Etisalat Group announced yesterday its consolidated financial statements results for the first six months of 2014, with an increase in consolidated revenues and subscribers both in domestic and international markets.
Etisalat Group reported strong consolidated revenues during the second quarter of FY2014 reached Dh 12.6 billion representing positive results after the acquisition of Maroc Telecom earlier in May.
The net profit after federal royalty for the first half was Dh 4.5 billion, an increase of 19 per cent year on year.

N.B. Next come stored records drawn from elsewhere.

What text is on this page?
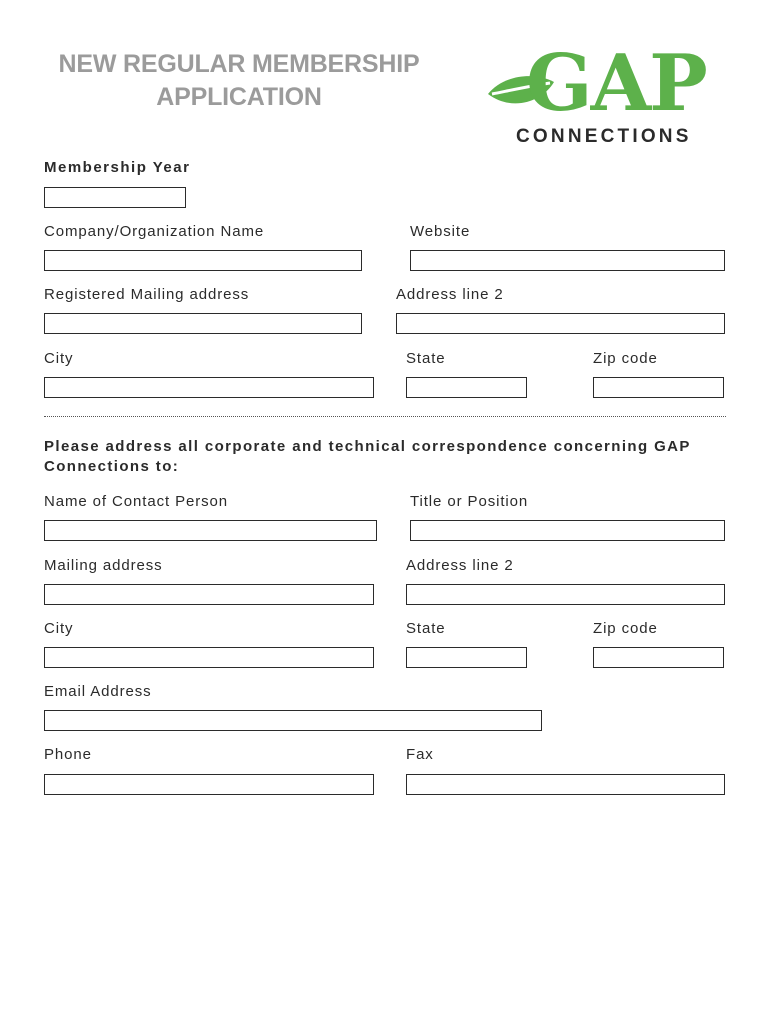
NEW REGULAR MEMBERSHIP
APPLICATION	GAP
CONNECTIONS
Membership Year
Company/Organization Name	Website
Registered Mailing address	Address line 2
City	State	Zip code
Please address all corporate and technical correspondence concerning GAP Connections to:
Name of Contact Person	Title or Position
Mailing address	Address line 2
City	State	Zip code
Email Address
Phone	Fax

Eissa Al Suwaidi, Chairman of Etisalat, said, "The overall constantly remarkable performance of Etisalat shows our dedication to become the leading and most admired emerging market telecom group." "The key development for this quarter was completing the acquisition of Vivendi's 53 per cent shareholding in Maroc Telecom, which we are confident it adds a great value to Etisalat and its shareholders, besides the other key developments we witnessed in different markets, and it will have a transformational impact on Etisalat and its key financials. Maroc Telecom is a well-run company, and this acquisition is the largest deal in the history of our great company and a truly exciting moment for us all. This remarkable milestone could not have been reached without the wise leadership for the continuous support of the U.A.E. government. They play a vital role in enabling innovation in the telecommunications sector, and we would like to thank them for their support as we pursued this important acquisition. " Ahmad Abdulkarim Julfar, the Chief Executive Officer at Etisalat Group, "This acquisition marked the largest and most complex deal in the history of Etisalat, and will completely change the telecoms landscape in Africa; it is one of the largest cross-border M&A transactions in the MENA region of all time, and it expands Etisalat's reach to 19 markets." He noted that "Our experience in markets across Middle East, Africa and Asia will truly complement Maroc Telecom's deep expertise in their home market and in other markets in Africa".